E1005

INHIBITORS OF GLYCOGEN PHOSPHORYLASE: IN SEARCH OF AN ANTIDIABETIC DRUG. K.A. Watson, M. Gregoriou and L.N. Johnson. Universtiy of Oxford, Laboratory of Molecular Biophysics, South Parks Road, Oxford, OX1 3QU U.K.

The aim of this work has been to design specific regulators of glycogen phosphorylase (GP) that shift the balance from glycogen degradation to glycogen synthesis. Such compounds have potential therapeutic interest in the treatment of non-insulin dependent (Type II) diabetes mellitus (NIDDM). Several compounds have been designed based on the three-dimensional rabbit muscle GP structure (Watson et al., Biochemistry 1994, 33, 5745-5758). Analysis of the crystallographically refined complexes has offered some understanding of the factors influencing sugar-protein interactions. To date, the best inhibitor, a glucopyranose analogue of hydantocidin, shows a 1000 fold improvement over the parent glucose moiety (Bichard et al.,Tetrahed. Lett. 1995, 36, 2145-2148). It has been shown, with an earlier analogue (showing two orders of magnitude improvement over glucose) that the compound is an effective regulator of liver glycogen metabolism and is considerably more effective than glucose (Board & Johnson, Biochem. J. 1995, 311, 845-852). The results indicate a positive hypoglyceaemic effect and suggest a potential use for these analogues in the treatment of Type II diabetes.

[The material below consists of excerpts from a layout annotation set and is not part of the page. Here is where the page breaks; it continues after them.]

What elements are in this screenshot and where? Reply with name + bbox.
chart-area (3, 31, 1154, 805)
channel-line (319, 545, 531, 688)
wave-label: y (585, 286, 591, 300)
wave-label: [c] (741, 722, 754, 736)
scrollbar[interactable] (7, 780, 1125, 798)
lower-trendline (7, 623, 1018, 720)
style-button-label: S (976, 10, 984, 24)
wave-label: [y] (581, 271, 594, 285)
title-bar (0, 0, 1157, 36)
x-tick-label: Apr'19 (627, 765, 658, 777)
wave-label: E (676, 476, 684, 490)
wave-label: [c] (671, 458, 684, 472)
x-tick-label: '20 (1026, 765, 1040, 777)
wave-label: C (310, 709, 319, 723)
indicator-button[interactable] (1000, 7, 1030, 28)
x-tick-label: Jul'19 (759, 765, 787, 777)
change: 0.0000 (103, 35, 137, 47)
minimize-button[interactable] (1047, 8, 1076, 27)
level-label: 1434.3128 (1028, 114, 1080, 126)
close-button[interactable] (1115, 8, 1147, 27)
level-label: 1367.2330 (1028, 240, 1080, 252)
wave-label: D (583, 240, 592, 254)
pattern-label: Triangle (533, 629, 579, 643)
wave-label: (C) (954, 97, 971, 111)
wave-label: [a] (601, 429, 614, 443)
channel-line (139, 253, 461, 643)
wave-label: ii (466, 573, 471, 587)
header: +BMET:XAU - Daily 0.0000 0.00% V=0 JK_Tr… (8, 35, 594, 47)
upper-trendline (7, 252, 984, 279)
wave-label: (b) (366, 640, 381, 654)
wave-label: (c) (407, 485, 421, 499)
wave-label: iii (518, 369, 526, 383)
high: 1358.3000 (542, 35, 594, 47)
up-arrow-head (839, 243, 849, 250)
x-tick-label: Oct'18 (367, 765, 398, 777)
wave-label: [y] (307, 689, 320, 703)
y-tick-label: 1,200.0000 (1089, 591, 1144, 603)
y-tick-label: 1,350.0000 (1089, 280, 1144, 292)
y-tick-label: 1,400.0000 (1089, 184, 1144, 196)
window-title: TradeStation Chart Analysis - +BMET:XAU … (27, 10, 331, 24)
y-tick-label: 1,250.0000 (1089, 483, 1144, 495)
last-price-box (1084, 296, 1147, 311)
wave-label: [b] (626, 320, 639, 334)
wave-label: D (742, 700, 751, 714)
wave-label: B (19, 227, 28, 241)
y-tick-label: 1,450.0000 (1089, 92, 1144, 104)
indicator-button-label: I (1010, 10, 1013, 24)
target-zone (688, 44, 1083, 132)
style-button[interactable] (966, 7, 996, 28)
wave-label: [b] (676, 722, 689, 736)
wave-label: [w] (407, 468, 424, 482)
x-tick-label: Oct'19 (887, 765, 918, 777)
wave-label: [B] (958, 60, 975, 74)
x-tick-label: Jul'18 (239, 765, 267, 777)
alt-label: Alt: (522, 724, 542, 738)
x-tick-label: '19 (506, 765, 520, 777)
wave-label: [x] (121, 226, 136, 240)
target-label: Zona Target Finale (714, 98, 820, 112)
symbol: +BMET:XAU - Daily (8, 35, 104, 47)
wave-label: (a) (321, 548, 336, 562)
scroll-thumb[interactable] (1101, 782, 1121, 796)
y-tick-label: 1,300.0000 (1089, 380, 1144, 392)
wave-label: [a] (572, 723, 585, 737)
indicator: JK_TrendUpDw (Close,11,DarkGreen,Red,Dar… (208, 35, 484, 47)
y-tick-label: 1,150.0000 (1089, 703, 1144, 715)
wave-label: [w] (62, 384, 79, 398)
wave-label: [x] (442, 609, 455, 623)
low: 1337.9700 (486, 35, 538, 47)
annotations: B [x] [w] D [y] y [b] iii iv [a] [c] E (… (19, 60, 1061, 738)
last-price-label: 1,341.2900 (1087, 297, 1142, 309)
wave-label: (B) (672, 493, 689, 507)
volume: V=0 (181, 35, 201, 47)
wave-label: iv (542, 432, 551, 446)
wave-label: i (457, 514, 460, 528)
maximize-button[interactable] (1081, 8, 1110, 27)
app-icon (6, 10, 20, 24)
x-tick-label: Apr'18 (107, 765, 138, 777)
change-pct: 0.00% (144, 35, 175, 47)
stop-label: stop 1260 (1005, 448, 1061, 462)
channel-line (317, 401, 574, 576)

Both structure-based and quantitative structure-activity relationship (QSAR) drug design strategies have been used (Watson et al., Acta Crystallogr. 1995, D51, 458-472). The additional information from the QSAR approach provides a quantitative method for the design and prediction of new potential drug molecules. We have used the program combination GRID (Wade & Goodford, J. Med. Chem. 1993, 36, 140) and GOLPE (Baroni et al., Quant. Struct.-Act. Relat. 1993, 12, 9-20). The latest version of GOLPE (V3.0) has been adapted to use structural information of both the ligand and the protein molecules (traditional methods focus only on the ligand). To date, there is no QSAR methodology that simultaneously uses the inhibitor-macromolecular complex structures and biological data to predict the activity of new drug molecules. Our GP dataset, together with the latest program GOLPE, have provided a unique opportunity to explore such an approach.